Поиск по блогу

четверг, 22 мая 2014 г.

Продолжаю изучать randomproxy (но решаю, что начинать надо с простых примеров из документации Scrapy)

Попытки выполнить код по частям привели к выводу о том, что сначала надо бы прочитать всю документацию Scrapy. Там много работающих примеров. Я еще плохо знаю Python, поэтому надо разбирать работающий код с хорошей документацией, а не ломать голову над упражнениями неизвестных авторов.
In [1]:
%load /media/usb0/w8/GitHub_2/scrapy-proxies-master/scrapy-proxies-master/README.md 
In []:
Random proxy middleware for Scrapy (http://scrapy.org/)
=======================================================

Processes Scrapy requests using a random proxy from list to avoid IP ban and
improve crawling speed.

Get your proxy list from sites like http://www.hidemyass.com/ (copy-paste into text file
and reformat to http://host:port format)

settings.py
-----------

    # Retry many times since proxies often fail
    RETRY_TIMES = 10
    # Retry on most error codes since proxies fail for different reasons
    RETRY_HTTP_CODES = [500, 503, 504, 400, 403, 404, 408]

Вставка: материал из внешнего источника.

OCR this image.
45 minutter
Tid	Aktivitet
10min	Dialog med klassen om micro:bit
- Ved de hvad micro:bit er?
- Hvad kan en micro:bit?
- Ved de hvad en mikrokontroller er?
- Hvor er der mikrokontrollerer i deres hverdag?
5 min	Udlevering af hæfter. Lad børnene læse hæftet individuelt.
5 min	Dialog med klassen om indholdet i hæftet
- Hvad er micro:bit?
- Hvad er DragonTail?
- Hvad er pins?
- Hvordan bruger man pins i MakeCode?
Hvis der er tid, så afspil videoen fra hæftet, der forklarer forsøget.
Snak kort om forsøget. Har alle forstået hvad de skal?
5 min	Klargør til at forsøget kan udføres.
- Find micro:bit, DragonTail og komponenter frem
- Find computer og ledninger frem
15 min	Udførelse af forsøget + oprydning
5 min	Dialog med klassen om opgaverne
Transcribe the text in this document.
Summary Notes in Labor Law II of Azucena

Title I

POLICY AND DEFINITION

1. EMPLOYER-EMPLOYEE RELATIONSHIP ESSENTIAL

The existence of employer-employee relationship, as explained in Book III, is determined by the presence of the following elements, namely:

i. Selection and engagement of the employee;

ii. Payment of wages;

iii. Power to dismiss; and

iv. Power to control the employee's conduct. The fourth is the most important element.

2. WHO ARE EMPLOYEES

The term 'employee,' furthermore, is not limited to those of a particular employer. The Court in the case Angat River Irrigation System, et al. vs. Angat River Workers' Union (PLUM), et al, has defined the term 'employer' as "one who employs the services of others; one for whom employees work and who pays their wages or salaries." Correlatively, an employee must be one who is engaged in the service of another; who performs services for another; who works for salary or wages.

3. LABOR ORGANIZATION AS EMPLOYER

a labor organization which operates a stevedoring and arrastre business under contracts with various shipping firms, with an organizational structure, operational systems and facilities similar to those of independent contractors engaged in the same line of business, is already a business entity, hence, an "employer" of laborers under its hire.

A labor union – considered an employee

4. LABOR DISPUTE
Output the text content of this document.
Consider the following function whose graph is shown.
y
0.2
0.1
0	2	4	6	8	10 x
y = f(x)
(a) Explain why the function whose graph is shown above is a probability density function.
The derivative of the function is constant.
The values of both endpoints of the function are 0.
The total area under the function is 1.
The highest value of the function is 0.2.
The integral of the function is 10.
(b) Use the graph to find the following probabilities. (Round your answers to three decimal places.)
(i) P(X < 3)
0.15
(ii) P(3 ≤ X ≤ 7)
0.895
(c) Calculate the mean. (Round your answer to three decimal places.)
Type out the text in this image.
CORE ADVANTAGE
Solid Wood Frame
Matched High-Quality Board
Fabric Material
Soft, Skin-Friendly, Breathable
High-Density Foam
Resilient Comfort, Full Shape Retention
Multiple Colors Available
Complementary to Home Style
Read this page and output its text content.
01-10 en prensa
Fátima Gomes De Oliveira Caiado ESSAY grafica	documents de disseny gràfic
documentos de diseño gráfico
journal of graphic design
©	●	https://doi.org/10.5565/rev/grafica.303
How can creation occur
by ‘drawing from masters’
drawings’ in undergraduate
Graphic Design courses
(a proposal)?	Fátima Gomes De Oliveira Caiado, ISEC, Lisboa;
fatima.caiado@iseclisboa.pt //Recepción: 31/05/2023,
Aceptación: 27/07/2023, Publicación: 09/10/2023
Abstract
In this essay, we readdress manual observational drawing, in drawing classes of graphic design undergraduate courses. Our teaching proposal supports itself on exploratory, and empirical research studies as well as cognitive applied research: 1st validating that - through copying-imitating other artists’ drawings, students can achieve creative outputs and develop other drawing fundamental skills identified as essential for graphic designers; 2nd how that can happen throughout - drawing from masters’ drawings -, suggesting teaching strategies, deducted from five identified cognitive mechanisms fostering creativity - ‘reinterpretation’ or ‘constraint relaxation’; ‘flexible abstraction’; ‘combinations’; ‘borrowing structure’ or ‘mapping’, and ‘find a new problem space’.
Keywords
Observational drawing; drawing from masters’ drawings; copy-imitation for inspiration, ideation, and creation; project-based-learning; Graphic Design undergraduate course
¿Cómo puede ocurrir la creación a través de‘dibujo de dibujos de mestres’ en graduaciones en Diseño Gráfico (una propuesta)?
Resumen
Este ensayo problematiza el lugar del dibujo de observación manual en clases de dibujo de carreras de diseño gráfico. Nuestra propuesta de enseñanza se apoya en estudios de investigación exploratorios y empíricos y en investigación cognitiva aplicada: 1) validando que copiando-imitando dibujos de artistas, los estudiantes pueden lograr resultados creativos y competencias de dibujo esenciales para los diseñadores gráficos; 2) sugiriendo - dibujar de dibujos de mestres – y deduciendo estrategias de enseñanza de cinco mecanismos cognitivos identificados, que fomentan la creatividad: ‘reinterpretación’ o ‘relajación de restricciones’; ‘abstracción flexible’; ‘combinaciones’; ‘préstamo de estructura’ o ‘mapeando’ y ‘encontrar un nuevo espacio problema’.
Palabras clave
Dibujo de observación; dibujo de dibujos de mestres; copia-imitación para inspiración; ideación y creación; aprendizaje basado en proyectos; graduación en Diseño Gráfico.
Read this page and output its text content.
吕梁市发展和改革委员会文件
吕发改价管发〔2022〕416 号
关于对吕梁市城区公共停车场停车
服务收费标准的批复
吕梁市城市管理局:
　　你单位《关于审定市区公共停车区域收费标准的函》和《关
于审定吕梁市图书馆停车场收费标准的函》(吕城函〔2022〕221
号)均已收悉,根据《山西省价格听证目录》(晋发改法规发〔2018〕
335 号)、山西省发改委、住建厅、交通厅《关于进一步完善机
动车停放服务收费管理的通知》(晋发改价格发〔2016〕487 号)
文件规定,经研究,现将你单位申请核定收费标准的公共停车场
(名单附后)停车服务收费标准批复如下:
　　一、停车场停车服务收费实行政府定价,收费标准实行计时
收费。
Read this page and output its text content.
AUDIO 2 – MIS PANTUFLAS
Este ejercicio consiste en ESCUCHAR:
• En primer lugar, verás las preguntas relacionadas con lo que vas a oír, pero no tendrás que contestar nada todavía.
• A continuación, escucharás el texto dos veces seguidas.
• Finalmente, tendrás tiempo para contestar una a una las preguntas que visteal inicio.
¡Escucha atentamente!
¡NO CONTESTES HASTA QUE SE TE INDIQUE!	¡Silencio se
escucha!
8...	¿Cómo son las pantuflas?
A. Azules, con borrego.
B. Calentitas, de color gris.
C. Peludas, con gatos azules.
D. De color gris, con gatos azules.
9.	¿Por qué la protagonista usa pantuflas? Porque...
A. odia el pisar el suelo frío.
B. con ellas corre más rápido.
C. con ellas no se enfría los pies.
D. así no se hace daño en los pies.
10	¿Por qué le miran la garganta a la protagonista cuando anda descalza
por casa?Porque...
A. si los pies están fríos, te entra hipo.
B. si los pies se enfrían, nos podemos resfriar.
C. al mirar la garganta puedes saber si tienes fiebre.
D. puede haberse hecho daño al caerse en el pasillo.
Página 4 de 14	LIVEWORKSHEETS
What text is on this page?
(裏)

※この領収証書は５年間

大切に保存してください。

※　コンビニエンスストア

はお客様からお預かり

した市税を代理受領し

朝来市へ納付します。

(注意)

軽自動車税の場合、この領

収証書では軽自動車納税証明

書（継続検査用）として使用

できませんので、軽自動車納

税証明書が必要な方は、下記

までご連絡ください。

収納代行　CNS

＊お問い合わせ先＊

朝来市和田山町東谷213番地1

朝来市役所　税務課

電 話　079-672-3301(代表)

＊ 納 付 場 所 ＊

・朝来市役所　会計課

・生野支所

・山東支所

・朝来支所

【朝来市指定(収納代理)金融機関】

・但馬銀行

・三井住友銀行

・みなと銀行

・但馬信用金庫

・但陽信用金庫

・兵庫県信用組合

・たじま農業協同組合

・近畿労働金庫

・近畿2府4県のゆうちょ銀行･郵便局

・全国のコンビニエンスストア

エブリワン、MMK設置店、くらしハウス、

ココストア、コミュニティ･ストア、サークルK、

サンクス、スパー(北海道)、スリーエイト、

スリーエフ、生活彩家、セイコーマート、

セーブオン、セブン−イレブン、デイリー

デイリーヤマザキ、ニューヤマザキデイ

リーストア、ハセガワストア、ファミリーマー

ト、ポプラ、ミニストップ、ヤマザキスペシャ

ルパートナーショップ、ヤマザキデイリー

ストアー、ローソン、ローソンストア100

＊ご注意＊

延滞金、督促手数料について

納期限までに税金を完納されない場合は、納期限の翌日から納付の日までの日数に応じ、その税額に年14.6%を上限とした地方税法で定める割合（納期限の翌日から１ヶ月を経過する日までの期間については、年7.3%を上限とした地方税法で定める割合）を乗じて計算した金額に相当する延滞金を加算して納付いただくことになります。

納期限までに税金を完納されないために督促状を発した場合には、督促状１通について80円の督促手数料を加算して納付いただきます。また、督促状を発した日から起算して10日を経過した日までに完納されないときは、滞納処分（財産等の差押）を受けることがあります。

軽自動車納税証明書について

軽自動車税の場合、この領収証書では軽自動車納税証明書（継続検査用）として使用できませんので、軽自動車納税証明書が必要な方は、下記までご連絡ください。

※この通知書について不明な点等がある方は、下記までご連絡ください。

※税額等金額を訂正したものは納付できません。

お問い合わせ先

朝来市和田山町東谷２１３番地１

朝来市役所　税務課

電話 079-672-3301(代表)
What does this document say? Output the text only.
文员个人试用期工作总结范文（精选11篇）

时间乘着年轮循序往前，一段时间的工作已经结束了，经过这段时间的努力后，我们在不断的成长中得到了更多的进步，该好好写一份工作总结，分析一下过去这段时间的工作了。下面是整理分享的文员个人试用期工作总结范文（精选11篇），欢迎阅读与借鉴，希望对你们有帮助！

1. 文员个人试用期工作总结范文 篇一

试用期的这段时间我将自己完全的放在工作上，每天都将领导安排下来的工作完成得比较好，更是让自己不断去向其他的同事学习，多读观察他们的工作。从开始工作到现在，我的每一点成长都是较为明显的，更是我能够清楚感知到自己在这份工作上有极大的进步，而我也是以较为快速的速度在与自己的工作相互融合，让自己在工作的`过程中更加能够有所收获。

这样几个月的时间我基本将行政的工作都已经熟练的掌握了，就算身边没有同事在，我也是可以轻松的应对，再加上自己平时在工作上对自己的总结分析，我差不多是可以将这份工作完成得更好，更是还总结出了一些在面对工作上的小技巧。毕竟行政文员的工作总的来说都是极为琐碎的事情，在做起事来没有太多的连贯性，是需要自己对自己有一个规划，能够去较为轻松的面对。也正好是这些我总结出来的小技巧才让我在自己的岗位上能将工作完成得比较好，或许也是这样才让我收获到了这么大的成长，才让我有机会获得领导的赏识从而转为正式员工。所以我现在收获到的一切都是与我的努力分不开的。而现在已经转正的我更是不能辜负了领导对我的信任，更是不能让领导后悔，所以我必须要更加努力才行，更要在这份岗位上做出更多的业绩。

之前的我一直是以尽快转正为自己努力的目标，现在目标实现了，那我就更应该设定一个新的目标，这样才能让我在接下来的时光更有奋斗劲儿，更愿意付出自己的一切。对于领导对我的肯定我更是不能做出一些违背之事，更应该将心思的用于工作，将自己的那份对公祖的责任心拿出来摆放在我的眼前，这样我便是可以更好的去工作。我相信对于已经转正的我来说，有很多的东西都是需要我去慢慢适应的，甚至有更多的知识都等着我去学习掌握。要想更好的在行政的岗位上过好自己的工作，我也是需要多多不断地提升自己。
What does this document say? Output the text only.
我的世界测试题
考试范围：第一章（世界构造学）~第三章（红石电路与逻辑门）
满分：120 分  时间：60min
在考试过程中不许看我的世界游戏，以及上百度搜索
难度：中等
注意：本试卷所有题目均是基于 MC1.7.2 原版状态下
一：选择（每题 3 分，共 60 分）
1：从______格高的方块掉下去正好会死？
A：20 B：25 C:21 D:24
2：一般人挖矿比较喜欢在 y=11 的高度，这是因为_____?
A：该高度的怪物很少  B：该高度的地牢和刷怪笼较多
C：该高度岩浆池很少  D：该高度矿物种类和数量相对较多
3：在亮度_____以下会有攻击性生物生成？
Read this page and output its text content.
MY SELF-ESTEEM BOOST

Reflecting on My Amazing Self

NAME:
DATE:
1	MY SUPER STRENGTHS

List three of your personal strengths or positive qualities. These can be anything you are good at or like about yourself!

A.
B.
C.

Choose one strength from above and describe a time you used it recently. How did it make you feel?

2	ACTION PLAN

    DOWNLOADER_MIDDLEWARES = {
        'scrapy.contrib.downloadermiddleware.retry.RetryMiddleware': 90,
        # Fix path to this module
        'yourspider.randomproxy.RandomProxy': 100,
        'scrapy.contrib.downloadermiddleware.httpproxy.HttpProxyMiddleware': 110,
    }

    # Proxy list containing entries like
    # http://host1:port
    # http://username:password@host2:port
    # http://host3:port
    # ...
    PROXY_LIST = '/path/to/proxy/list.txt'


Your spider
-----------

In each callback ensure that proxy /really/ returned your target page by
checking for site logo or some other significant element.
If not - retry request with dont_filter=True

    if not hxs.select('//get/site/logo'):
        yield Request(url=response.url, dont_filter=True)
In [2]:
%load '/media/usb0/w8/GitHub_2/scrapy-proxies-master/scrapy-proxies-master/randomproxy.py'
In []:
# Copyright (C) 2013 by Aivars Kalvans <aivars.kalvans@gmail.com>
# 
# Permission is hereby granted, free of charge, to any person obtaining a copy
# of this software and associated documentation files (the "Software"), to deal
# in the Software without restriction, including without limitation the rights
# to use, copy, modify, merge, publish, distribute, sublicense, and/or sell
# copies of the Software, and to permit persons to whom the Software is
# furnished to do so, subject to the following conditions:
# 
# The above copyright notice and this permission notice shall be included in
# all copies or substantial portions of the Software.
# 
# THE SOFTWARE IS PROVIDED "AS IS", WITHOUT WARRANTY OF ANY KIND, EXPRESS OR
# IMPLIED, INCLUDING BUT NOT LIMITED TO THE WARRANTIES OF MERCHANTABILITY,
# FITNESS FOR A PARTICULAR PURPOSE AND NONINFRINGEMENT. IN NO EVENT SHALL THE
# AUTHORS OR COPYRIGHT HOLDERS BE LIABLE FOR ANY CLAIM, DAMAGES OR OTHER
# LIABILITY, WHETHER IN AN ACTION OF CONTRACT, TORT OR OTHERWISE, ARISING FROM,
# OUT OF OR IN CONNECTION WITH THE SOFTWARE OR THE USE OR OTHER DEALINGS IN
# THE SOFTWARE.

import re
import random
import base64
from scrapy import log

class RandomProxy(object):
    def __init__(self, settings):
        self.proxy_list = settings.get('PROXY_LIST')
        fin = open(self.proxy_list)

        self.proxies = {}
        for line in fin.readlines():
            parts = re.match('(\w+://)(\w+:\w+@)?(.+)', line)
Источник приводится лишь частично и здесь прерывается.